Postby herman on Tue Feb 03, 2009 3:11 pm

Change boot between your hard disks - of course the boot starts form the disk you set - this is still controlled by BIOS
But to my knowledge this does not change the opinion of the OS as to which disk is first, second and so on - first master is first even if you set it as last in BIOS

@ husse, Okay, sorry then, that explains why we can't agree. In all my computers changing the BIOS boot order over-rides the BIOS's natural preferences, or so it seems to me.
Apparently by co-incidence, this is also seems to be the case for the computers that belong to the users I've helped so far, leading me to the mistaken impression that I had a wonder cure for GRUB Error 17 that I wanted to share with the world.
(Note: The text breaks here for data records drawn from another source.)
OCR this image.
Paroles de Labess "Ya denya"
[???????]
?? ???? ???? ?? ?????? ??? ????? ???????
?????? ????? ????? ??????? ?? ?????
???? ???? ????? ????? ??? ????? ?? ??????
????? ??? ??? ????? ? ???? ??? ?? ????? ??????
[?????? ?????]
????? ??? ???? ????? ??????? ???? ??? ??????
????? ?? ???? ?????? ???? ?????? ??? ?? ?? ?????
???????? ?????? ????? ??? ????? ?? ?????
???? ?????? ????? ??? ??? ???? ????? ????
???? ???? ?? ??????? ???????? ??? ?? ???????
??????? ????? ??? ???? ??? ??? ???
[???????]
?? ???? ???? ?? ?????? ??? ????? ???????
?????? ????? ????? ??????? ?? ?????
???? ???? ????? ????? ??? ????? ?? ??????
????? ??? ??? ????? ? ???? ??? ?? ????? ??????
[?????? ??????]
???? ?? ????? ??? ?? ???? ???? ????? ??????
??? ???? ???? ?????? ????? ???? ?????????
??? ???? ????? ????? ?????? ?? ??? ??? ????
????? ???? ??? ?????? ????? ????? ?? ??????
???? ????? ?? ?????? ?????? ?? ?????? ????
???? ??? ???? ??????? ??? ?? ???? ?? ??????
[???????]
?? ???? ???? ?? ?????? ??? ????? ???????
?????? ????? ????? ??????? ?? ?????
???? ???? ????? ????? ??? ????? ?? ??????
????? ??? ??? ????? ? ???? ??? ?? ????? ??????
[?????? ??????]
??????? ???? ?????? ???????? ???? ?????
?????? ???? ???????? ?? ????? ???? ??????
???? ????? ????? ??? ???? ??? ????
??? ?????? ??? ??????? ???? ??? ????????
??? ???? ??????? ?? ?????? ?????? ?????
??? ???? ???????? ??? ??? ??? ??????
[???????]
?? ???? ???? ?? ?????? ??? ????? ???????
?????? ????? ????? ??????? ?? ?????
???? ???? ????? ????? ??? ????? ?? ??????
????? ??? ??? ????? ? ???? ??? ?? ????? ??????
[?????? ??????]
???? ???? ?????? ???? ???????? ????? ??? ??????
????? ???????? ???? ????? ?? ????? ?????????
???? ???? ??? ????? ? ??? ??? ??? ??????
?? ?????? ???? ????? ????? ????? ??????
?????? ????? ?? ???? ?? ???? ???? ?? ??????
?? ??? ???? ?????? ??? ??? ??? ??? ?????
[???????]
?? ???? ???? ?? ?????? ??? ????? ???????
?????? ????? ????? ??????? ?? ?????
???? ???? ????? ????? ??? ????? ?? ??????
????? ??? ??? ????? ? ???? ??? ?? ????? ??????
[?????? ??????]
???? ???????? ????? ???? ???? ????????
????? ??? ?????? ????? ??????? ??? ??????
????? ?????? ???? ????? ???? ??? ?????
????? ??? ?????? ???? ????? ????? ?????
I must be wrong.
Certainly it is well known that not all BIOSes will behave the same. On reflection, if they did, we probably wouldn't have anywhere near the number of booting problems as we do. GRUB developers would have made GRUB perfect long ago. Sorry for bothering you with my mistake then.

@ yepper, I have read the GRUB2 can support EFI booting, but unfortunately as far as I know there's no documentation for GRUB2 yet, and GRUB2 isn't fullly functional at this stage. I have no idea whether it will be any help you or not. A few people in Debian are trying out GRUB2, so it does work at least partially. For most people it isn't recommended yet. But since you're stuck it might be something worth more investigation.